10. The lawyer and policeman who were in naval forces on the day
Thomas Quin King became the President of the Law Society.
On Day he was an RNVR Lt. Commander who had qualified as a solicitor in June 1941. He served in Landing Craft Infantry Squadrons and at the D-Day landings saw action at Juno Beach, Normandy. He ended his service as Lieutenant Commander. Aged 21 he joined as an ordinary seaman and shortly afterwards was posted for officer training, as a sub-lieutenant and then a lieutenant.
Tom King graduated in Law at QUB in 1937. He had taken first place in the final law examination and was awarded the gold medal. He was an early member of the Belfast Solicitors’ Association and later became a member of the Council of the Law Society and was elected its President in 1955.
At that time he was the youngest ever President of the Society.
Despite his active involvement in his practice and the Law Society, Tom found time also to participate in a number of other activities.

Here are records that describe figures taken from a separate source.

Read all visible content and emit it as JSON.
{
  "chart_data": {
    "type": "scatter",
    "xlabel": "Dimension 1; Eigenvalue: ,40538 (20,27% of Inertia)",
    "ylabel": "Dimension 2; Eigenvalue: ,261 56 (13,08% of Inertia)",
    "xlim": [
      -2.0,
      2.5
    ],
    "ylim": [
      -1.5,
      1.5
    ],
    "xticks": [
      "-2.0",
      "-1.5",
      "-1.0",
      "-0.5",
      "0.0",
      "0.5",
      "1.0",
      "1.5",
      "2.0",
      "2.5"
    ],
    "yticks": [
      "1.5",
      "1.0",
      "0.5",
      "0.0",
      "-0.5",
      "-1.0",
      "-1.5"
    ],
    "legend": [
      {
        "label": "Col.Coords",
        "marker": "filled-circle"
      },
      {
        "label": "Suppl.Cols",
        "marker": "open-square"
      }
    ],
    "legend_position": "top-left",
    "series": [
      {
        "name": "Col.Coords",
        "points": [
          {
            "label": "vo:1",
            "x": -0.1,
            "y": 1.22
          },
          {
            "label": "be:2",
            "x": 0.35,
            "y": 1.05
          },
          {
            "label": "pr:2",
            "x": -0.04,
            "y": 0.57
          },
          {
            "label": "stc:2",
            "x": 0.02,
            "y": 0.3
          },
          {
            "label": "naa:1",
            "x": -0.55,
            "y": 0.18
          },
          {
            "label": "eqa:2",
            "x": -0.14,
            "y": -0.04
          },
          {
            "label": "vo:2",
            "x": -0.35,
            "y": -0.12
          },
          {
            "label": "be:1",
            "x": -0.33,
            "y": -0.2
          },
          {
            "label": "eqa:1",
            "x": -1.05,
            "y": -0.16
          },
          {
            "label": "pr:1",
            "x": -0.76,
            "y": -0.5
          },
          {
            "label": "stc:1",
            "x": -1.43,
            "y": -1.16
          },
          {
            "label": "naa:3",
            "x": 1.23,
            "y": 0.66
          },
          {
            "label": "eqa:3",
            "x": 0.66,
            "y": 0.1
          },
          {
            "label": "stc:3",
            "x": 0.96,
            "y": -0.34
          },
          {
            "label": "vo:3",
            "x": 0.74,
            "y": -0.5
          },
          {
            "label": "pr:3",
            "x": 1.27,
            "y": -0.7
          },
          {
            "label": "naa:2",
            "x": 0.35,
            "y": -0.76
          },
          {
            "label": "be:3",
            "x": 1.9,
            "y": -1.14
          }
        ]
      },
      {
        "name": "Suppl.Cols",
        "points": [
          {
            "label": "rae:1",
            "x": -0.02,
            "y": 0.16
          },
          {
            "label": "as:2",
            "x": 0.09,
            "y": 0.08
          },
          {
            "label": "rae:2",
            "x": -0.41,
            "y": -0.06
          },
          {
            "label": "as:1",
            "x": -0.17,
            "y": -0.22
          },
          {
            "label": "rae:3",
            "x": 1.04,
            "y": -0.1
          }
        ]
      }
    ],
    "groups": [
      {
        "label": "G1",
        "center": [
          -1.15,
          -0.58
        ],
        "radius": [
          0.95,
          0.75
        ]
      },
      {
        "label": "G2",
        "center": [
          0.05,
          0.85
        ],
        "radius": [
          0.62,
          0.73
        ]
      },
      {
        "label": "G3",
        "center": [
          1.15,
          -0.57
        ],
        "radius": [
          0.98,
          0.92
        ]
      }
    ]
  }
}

He was a member of the Council of the Belfast Old Instonians Association and its President, a member of the Board of Governors of The Royal Belfast Academical Institution, a member of the Committee of the Belfast Association for the Blind, and a member of the Board of Trustees of the Trustee Savings Bank of Northern Ireland. He was President of QUB Services Club in 1982. Tom died on 28/09/2002
James Stewart served in the Royal Navy from 1941 – 46.
He took part in Operation Fuller in one of the MTB’s sent out to intercept the Brest Squadron when they forced the channel in Feb. 1942. (Operation Cerberus – which was to return them to German “home waters”).
He also made some of the early PQ runs to Russia , and was part of the naval component of the Bruneval Raid, the aim of which was to capture German radar parts and operatives.
Night actions fought against E Boats in the Channel off the Texel and D-Day were taken in their stride.
In May 1945 he was mustered as a member of a boarding party which took several U-boats from Loch Ryan to Lisahally on the Foyle.
Known as “Bob”, he was one of four brothers who served in the war , two of whom did not return. James – died when his Halifax was shot down in Sept. 1943. He is buried on Ameland, and Donald who died in Japanese hands in April 1944 having been a POW since the fall of Hong Kong.
James joined the RUC in 1946 – serving until 1976. He was severely injured by a booby trap bomb following his retirement. On recovery he returned to work for the NI Police Authority until his retirement in 1982.
A native of Londonderry, he died in 1988.